Наша трехлетняя дочка Лили вбегает в спальню в новом платье, что я привезла ей из Рима, и начинает кружиться. Лили уже примеряла обновку вчера вечером, а теперь не хочет ее снимать. Она без предупреждения, как ракета, устремляется ко мне в руки, и мы со смехом падаем на кровать. Нет ничего слаще запаха моей девочки, и я не хочу упустить ни одной молекулы, хочу всю ее втянуть в себя, чтобы мы снова стали одним телом. Я обнимаю смеющийся клубочек светлых волос и бледно-лиловых оборок платья, а Роб тоже опускается на кровать и обнимает нас обеих.
– Передо мной две самые красивые девчонки в мире, – заявляет он. – И они мои, до последнего волоска!
– Папа, оставайся дома, – требует Лили.
– Ох, хотелось бы мне остаться. – Роб шумно целует Лили в голову и неохотно поднимается. – К сожалению, папе нужно на работу. Но смотри, как тебе повезло: ты весь день будешь с мамочкой!
– Давай-ка наденем купальники, – говорю я Лили. – Мы с тобой сегодня прекрасно проведем время.
Мы и в самом деле прекрасно проводим время. Плещемся в районном бассейне, едим на ланч сырную пиццу и мороженое, а потом отправляемся в библиотеку, где Лили выбирает две новые книжки с картинками про ее любимых животных – осликов. Но когда в три часа мы возвращаемся домой, я от усталости чуть не падаю с ног. Как и предсказывал Роб, смена часовых поясов не прошла для меня бесследно, и я хочу одного – забраться в кровать и уснуть.

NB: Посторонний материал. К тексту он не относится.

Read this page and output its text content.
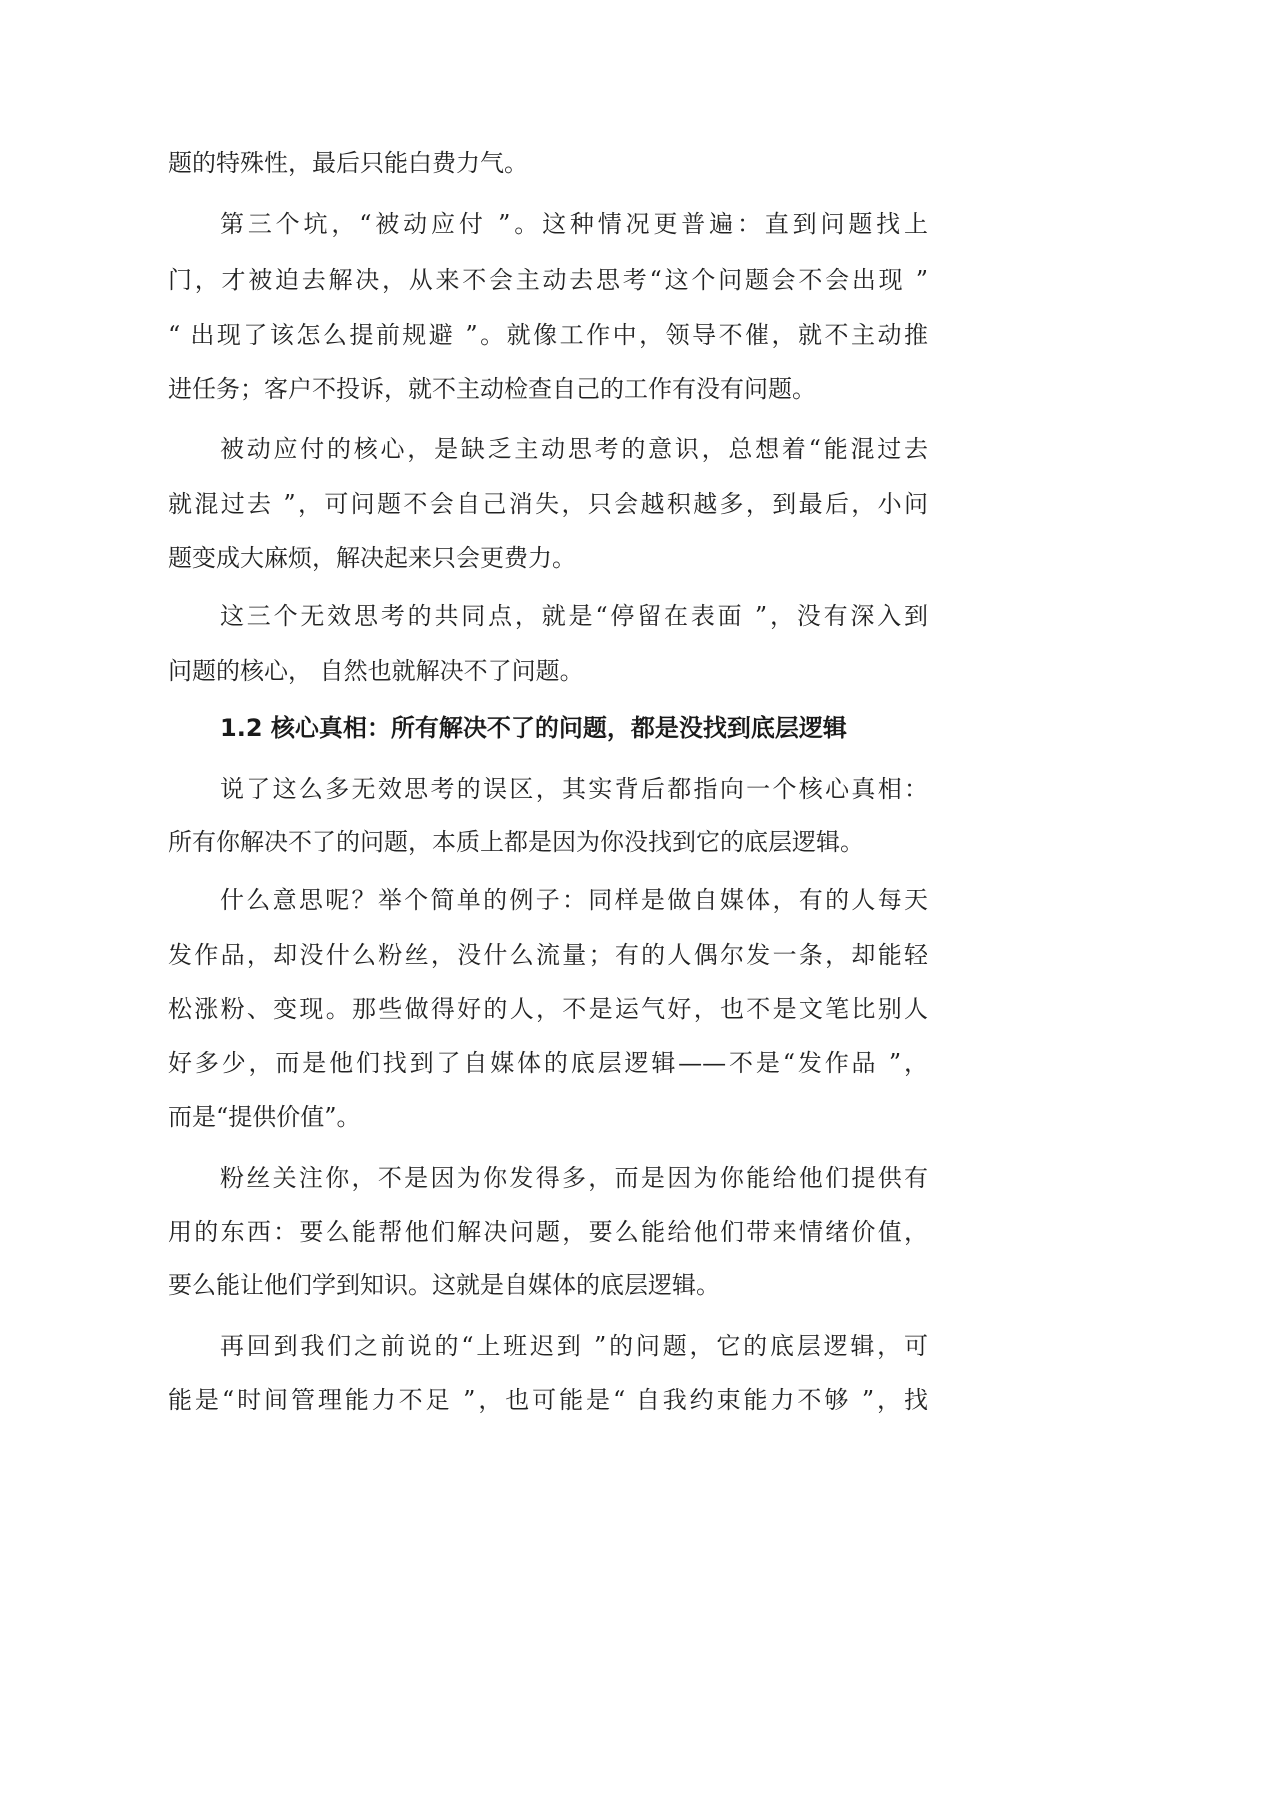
题的特殊性，最后只能白费力气。
第三个坑，“被动应付 ”。这种情况更普遍：直到问题找上
门，才被迫去解决，从来不会主动去思考“这个问题会不会出现 ”
“ 出现了该怎么提前规避 ”。就像工作中，领导不催，就不主动推
进任务；客户不投诉，就不主动检查自己的工作有没有问题。
被动应付的核心，是缺乏主动思考的意识，总想着“能混过去
就混过去 ”，可问题不会自己消失，只会越积越多，到最后，小问
题变成大麻烦，解决起来只会更费力。
这三个无效思考的共同点，就是“停留在表面 ”，没有深入到
问题的核心， 自然也就解决不了问题。
1.2 核心真相：所有解决不了的问题，都是没找到底层逻辑
说了这么多无效思考的误区，其实背后都指向一个核心真相：
所有你解决不了的问题，本质上都是因为你没找到它的底层逻辑。
什么意思呢？举个简单的例子：同样是做自媒体，有的人每天
发作品，却没什么粉丝，没什么流量；有的人偶尔发一条，却能轻
松涨粉、变现。那些做得好的人，不是运气好，也不是文笔比别人
好多少，而是他们找到了自媒体的底层逻辑——不是“发作品 ”，
而是“提供价值”。
粉丝关注你，不是因为你发得多，而是因为你能给他们提供有
用的东西：要么能帮他们解决问题，要么能给他们带来情绪价值，
要么能让他们学到知识。这就是自媒体的底层逻辑。
再回到我们之前说的“上班迟到 ”的问题，它的底层逻辑，可
能是“时间管理能力不足 ”，也可能是“ 自我约束能力不够 ”，找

Но у Лили, к несчастью, сна ни в одном глазу, и она тащит в патио коробку со своей старой одеждой, где спит наш кот Джунипер. Лили любит наряжать Джунипера. Она уже повязала чепчик ему на голову, а теперь пытается натянуть рукав на его переднюю лапку. Наш старый добродушный кот, безразличный ко всем унижениям в виде кружавчиков и рюшечек, как и всегда, стоически терпит мучения.
Пока Джунипер страдает во имя моды, я приношу в патио скрипку с пюпитром и открываю ноты с цыганскими мотивами. И опять из книги выскальзывает листок и падает у моих ног лицевой стороной вверх. «Incendio».
Я не заглядывала в ноты со времени их покупки в Риме, и теперь, прикрепляя листок к пюпитру, вспоминаю сумрачный антикварный магазин и хозяина, который, словно некое пещерное существо, прячется в нише. У меня вдруг кожа покрывается мурашками, словно прохлада того магазина все еще сохранилась в нотах.
Я беру скрипку и начинаю играть.
Воздух сегодня влажный, и инструмент звучит лучше, сочнее, чем обычно, тональность мягкая и теплая. Первые тридцать два такта вальса, как я и предполагала, прекрасны: скорбный баритональный плач. Но с сорокового такта начинается ускорение. Мелодия выворачивается и закручивается, сбивается диезами и бемолями, воспаряет до седьмой позиции на струне ми. От напряжения пот катится по лицу – я стараюсь не сбиться и в то же время поддерживать темп. Возникает впечатление, будто смычок начинает жить сам по себе, двигается как заколдованный, а я с трудом удерживаю его в руке. Ах, какая великолепная музыка! Какой будет замечательный концертный номер, если мне удастся его освоить. Стремительно несутся ноты. Внезапно я сбиваюсь, начинаю фальшивить, музыка пускается вскачь, и левую руку схватывает судорога.
Я чувствую ручонку у себя на ноге. Что-то теплое и влажное пачкает мою кожу.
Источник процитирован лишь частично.